Leveraging Nested MLMC for Sequential Neural Posterior Estimation with Intractable Likelihoods
Xiliang Yang, Yifei Xiong, Zhijian He
TL;DR
This paper tackles simulation-based Bayesian inference with intractable likelihoods by recasting automatic posterior transformation (APT) as a nested estimation problem and introducing multilevel Monte Carlo (MLMC) estimators to efficiently approximate the SNPE loss and its gradients. It develops three MLMC schemes—RU-MLMC (randomized), GRR-MLMC (generalized Russian roulette), and TGRR-MLMC (truncated GRR)—to balance bias, variance, and computational cost, and provides convergence guarantees for stochastic gradient descent under these estimators. The authors validate the approach on multimodal posteriors in moderate dimensions, demonstrating improved posterior accuracy (via MMD, C2ST, LMD, NLOG) while highlighting trade-offs in run time and memory. The work offers practical guidance on selecting MLMC variants under compute budgets and suggests future enhancements such as quasi-Monte Carlo techniques to further reduce variance and improve efficiency in high-dimensional settings.
Abstract
There is a growing interest in studying sequential neural posterior estimation (SNPE) techniques due to their advantages for simulation-based models with intractable likelihoods.
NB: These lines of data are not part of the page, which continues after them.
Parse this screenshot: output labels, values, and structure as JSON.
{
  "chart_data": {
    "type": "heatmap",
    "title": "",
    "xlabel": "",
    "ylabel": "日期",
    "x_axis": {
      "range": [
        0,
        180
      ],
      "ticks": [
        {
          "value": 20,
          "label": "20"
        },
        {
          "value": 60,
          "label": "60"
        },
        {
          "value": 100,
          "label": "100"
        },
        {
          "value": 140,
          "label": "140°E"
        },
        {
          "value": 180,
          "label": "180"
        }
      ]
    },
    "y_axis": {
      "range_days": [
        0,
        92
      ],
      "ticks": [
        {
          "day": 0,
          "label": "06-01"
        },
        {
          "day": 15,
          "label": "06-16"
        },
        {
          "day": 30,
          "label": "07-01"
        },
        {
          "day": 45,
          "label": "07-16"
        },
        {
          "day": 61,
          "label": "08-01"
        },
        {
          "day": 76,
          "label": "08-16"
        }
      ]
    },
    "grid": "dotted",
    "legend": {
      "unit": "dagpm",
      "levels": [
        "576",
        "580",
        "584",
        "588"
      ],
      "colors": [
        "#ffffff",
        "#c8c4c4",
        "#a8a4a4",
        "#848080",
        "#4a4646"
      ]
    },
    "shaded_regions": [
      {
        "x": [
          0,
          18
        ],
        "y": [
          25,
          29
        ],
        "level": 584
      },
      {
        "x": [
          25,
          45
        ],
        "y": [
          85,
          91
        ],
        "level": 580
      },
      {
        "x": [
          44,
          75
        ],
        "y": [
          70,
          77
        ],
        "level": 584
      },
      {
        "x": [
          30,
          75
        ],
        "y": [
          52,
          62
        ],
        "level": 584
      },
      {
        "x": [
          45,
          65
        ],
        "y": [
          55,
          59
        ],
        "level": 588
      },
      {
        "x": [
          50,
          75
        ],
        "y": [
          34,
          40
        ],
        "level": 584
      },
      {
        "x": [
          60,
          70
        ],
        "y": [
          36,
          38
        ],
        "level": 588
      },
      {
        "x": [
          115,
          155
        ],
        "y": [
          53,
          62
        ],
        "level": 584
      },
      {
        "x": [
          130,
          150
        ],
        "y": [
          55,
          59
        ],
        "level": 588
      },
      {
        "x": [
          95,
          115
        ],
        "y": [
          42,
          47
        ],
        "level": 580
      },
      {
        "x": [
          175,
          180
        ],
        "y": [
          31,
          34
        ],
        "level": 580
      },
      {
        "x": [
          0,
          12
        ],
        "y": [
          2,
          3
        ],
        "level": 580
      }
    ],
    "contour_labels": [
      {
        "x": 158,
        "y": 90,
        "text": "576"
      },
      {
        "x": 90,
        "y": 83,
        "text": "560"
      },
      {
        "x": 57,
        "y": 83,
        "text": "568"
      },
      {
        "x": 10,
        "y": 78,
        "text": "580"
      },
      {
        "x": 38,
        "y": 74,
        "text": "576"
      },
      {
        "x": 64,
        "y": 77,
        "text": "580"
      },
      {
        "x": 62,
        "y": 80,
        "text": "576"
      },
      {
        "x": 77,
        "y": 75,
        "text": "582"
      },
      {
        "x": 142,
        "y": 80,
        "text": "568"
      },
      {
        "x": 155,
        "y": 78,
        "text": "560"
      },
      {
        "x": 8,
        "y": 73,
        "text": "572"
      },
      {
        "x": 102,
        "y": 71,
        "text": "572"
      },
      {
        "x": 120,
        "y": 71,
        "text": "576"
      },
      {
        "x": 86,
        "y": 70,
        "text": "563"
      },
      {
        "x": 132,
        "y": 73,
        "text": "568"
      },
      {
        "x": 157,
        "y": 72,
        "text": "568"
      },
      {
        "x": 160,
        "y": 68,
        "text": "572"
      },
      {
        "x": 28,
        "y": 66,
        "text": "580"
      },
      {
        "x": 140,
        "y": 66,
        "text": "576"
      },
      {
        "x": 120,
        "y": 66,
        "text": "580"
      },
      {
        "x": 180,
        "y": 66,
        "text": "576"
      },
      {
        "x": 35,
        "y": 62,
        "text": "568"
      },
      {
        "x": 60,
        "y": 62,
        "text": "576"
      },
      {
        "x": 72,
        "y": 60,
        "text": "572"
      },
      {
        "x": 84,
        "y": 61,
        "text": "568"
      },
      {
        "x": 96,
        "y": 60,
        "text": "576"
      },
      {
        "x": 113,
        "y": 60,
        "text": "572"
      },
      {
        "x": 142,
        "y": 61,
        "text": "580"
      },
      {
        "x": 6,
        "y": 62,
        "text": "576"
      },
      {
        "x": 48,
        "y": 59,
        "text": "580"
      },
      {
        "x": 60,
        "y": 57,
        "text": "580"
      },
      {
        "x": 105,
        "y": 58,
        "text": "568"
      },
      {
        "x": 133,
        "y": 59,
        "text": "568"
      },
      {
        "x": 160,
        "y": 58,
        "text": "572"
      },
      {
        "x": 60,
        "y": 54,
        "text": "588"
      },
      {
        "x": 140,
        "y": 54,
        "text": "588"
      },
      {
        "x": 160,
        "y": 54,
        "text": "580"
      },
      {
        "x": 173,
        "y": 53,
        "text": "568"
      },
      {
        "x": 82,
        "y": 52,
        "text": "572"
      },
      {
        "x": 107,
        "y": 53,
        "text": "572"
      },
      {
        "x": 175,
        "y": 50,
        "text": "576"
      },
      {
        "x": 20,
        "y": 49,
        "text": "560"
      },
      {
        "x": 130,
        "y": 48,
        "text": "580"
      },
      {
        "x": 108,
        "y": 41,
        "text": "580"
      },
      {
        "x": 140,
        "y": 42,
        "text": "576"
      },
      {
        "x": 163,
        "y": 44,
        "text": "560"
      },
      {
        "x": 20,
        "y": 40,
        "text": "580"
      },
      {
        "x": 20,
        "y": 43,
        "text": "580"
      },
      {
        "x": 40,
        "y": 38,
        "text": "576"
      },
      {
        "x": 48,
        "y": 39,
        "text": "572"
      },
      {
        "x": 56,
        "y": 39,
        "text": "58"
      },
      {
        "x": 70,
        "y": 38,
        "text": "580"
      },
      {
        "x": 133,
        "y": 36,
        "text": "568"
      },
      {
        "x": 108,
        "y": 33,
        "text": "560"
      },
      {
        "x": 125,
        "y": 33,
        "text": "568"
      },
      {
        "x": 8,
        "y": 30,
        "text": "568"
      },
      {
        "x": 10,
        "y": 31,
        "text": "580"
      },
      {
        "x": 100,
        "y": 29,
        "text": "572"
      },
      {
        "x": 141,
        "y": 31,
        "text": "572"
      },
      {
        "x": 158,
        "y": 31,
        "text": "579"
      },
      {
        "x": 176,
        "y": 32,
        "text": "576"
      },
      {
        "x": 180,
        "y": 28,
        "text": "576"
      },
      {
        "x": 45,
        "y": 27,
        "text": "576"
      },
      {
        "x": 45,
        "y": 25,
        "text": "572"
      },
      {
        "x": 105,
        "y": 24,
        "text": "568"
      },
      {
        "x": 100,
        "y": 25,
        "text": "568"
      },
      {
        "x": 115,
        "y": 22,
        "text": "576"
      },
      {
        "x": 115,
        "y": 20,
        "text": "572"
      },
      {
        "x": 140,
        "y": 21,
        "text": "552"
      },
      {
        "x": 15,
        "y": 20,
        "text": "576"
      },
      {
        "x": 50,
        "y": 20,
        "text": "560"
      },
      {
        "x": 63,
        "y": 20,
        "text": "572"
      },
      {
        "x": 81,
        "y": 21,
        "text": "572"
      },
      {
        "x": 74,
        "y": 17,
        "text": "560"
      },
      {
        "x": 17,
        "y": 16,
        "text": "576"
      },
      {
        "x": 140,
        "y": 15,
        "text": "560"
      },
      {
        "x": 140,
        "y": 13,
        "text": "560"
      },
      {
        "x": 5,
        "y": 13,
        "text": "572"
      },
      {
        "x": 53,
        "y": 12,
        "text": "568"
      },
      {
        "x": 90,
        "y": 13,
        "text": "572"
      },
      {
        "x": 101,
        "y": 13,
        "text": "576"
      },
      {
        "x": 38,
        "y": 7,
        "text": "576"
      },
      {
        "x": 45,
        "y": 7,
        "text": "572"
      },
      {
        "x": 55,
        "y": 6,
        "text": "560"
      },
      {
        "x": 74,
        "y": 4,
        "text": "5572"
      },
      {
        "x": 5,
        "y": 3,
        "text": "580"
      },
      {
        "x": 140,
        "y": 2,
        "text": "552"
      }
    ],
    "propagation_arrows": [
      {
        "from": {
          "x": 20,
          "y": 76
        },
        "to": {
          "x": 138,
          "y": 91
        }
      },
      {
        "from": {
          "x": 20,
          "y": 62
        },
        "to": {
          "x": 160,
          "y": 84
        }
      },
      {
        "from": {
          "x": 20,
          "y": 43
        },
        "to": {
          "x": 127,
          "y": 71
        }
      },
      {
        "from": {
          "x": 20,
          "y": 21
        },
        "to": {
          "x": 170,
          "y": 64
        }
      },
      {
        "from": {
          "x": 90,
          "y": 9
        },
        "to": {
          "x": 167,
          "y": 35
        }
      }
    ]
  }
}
The methods aim to learn the posterior from adaptively proposed simulations using neural network-based conditional density estimators. As an SNPE technique, the automatic posterior transformation (APT) method proposed by Greenberg et al. (2019) performs well and scales to high-dimensional data. However, the APT method requires computing the expectation of the logarithm of an intractable normalizing constant, i.e., a nested expectation. Although atomic proposals were used to render an analytical normalizing constant, it remains challenging to analyze the convergence of learning. In this paper, we reformulate APT as a nested estimation problem. Building on this, we construct several multilevel Monte Carlo (MLMC) estimators for the loss function and its gradients to accommodate different scenarios, including two unbiased estimators, and a biased estimator that trades a small bias for reduced variance and controlled runtime and memory usage. We also provide convergence results of stochastic gradient descent to quantify the interaction of the bias and variance of the gradient estimator. Numerical experiments for approximating complex posteriors with multimodality in moderate dimensions are provided to examine the effectiveness of the proposed methods.